I did some googling for Seven Soldiers and Osamu Tezuka, and found something interesting. http://users.skynet.be/mangaguide/au1925.html

""Number 7" is a science fiction Manga featuring seven soldiers fighting against invaders from outer space. The setting is in the future after an "H-bomb" nuclear war. Dr. Ichiro Oshima has obtained information that a nuclear war will break out soon. He takes his invention and son Shichiro to an underground shelter in the deep forest of Mt. Fuji, and freezes Shichiro into hibernation. When Shichiro wakes up after 100 years of sleep, he finds that the world has changed into a jungle inhabited by mutant monsters. People unknown to him and handling strange tools appear and take Shichiro to a floating island (in fact a huge space station), where he meets Dr. Cosmi.
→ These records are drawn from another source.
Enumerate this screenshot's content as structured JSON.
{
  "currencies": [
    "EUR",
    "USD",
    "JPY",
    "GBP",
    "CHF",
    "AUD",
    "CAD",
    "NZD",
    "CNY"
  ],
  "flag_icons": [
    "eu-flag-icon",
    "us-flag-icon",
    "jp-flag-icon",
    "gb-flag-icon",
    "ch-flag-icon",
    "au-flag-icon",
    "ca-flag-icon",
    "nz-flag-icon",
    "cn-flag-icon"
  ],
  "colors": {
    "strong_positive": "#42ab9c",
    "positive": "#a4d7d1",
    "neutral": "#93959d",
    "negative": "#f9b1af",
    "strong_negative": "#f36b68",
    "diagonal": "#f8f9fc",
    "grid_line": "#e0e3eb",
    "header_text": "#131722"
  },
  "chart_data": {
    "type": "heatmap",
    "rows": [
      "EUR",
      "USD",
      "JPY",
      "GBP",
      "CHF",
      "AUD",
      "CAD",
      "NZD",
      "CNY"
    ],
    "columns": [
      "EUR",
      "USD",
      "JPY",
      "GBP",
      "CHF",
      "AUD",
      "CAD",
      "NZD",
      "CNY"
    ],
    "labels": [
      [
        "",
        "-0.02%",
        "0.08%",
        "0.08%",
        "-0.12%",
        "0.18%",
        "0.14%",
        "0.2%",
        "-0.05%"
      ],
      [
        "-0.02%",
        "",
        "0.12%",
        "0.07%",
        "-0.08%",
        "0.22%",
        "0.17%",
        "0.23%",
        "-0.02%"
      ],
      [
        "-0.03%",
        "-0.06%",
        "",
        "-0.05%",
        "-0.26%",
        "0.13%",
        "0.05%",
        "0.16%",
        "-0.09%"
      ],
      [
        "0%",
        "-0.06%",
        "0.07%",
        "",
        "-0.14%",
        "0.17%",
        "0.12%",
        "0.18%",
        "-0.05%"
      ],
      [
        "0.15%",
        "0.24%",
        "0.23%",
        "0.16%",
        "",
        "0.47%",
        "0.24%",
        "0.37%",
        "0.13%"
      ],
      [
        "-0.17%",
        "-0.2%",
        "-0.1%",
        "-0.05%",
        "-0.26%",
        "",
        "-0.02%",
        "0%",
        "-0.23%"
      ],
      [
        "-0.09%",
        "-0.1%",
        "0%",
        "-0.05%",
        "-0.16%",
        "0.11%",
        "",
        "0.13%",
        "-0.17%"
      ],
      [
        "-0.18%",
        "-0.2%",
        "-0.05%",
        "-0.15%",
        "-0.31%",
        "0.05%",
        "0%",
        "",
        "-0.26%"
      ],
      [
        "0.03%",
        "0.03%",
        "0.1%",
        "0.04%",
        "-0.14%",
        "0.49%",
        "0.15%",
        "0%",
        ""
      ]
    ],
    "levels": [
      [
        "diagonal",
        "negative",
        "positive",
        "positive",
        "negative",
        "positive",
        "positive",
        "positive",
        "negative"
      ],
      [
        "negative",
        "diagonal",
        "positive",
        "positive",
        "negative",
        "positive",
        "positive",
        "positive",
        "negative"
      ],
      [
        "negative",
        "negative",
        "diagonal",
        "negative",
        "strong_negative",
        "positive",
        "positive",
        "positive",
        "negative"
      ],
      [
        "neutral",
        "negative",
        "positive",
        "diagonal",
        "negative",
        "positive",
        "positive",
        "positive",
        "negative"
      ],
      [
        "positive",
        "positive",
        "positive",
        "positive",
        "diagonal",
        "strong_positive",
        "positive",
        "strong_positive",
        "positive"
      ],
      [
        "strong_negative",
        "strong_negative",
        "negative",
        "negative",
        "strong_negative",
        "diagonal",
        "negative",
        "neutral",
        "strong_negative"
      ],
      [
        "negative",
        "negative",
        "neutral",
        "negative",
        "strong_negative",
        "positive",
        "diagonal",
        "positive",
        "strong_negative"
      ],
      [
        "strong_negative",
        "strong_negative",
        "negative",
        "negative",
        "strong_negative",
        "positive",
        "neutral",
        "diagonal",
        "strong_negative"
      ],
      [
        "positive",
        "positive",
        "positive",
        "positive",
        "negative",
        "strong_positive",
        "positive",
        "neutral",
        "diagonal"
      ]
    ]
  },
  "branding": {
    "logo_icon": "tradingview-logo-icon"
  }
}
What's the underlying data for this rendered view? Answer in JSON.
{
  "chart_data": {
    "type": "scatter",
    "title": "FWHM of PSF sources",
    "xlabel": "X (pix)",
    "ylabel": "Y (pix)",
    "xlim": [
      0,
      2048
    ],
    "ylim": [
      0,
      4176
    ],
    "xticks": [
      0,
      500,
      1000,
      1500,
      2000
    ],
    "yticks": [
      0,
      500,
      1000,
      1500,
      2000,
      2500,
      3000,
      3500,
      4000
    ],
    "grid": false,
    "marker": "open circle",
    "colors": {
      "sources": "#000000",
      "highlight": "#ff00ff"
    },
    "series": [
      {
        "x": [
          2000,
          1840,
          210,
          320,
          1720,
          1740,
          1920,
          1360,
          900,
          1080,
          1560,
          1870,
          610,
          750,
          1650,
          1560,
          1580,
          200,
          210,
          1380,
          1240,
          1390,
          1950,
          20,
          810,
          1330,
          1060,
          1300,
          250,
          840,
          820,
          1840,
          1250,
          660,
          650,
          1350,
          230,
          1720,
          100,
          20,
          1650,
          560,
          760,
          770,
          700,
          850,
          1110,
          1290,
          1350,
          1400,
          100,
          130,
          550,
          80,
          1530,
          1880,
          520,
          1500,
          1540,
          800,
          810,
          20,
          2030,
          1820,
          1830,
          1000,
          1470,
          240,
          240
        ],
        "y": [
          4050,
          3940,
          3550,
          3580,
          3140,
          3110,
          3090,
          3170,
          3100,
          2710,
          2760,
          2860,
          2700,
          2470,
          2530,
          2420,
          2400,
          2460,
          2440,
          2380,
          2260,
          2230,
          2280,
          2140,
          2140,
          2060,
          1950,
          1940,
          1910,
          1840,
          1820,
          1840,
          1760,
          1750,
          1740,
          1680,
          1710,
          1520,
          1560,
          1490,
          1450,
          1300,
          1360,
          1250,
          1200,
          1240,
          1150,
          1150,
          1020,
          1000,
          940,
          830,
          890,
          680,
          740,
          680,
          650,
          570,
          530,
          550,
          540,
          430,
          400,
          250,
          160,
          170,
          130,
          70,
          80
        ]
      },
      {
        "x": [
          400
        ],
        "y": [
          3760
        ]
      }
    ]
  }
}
The doctor tells him the history of the Earth after the nuclear war: in 2061, a small number of people who survived the war immigrated to the floating island. They are living in a group of individual nations and waiting for the day that they will be able to return to the Earth, which is now contaminated with radioactive fallout, but a group of aliens have already invaded the Earth to take it over. The humans stand up against them and build a self-defense team to drive them away from the Earth. The soldiers who take Shichiro out of the Earth to the Space Island are members of a team. Shichiro finds himself a radioactivity-resistant boy, and joins the team as a member of "Number 7," whose mission is to save the Earth."

Anyone know if Morrison's been directly influenced by Tezuka, or if these are just coincidences?
 
 
This Sunday
05:16 / 04.12.05
In my brain, I've always dovetailed Morrison's fictionsuit ideas with Tezuka's 'actors', how he basically took a set of types and cast them in his various stories. Deliberately, basing the idea on the studio recognizable-actor idea. But Black Jack and his tiny cybernetic assistant have nothing to do with Seven Soldiers, being, clearly, forerunners of Robin/Phoenix split into two bodies.
Actually, yeah, I can see the possibility of influence. Morrison's a cultural and cross-cultural vacuum in a very good sense, and almost everything he's done can be efficiently and lovingly autopsied back to its original influences, usually derived in a sideways fashion (I'm thinking the Jemm and the holograms bit, from JLA).
There's the sort of direct lift, like the bit in Warren Ellis' Ultimate Galactus stuff, where the girls line up and walk in front of a speeding train, as previously seen in 'Suicide Club', which is an entirely different beast. Morrison isn't much for plugging something into a structure, but he borrows in a more ambient fashion almost continually.
 
 
Mario
12:34 / 04.12.05
Seems like a bit of a stretch. The name Seven Soldiers comes from the Golden Age, and none of the rest of the story elements seem to apply.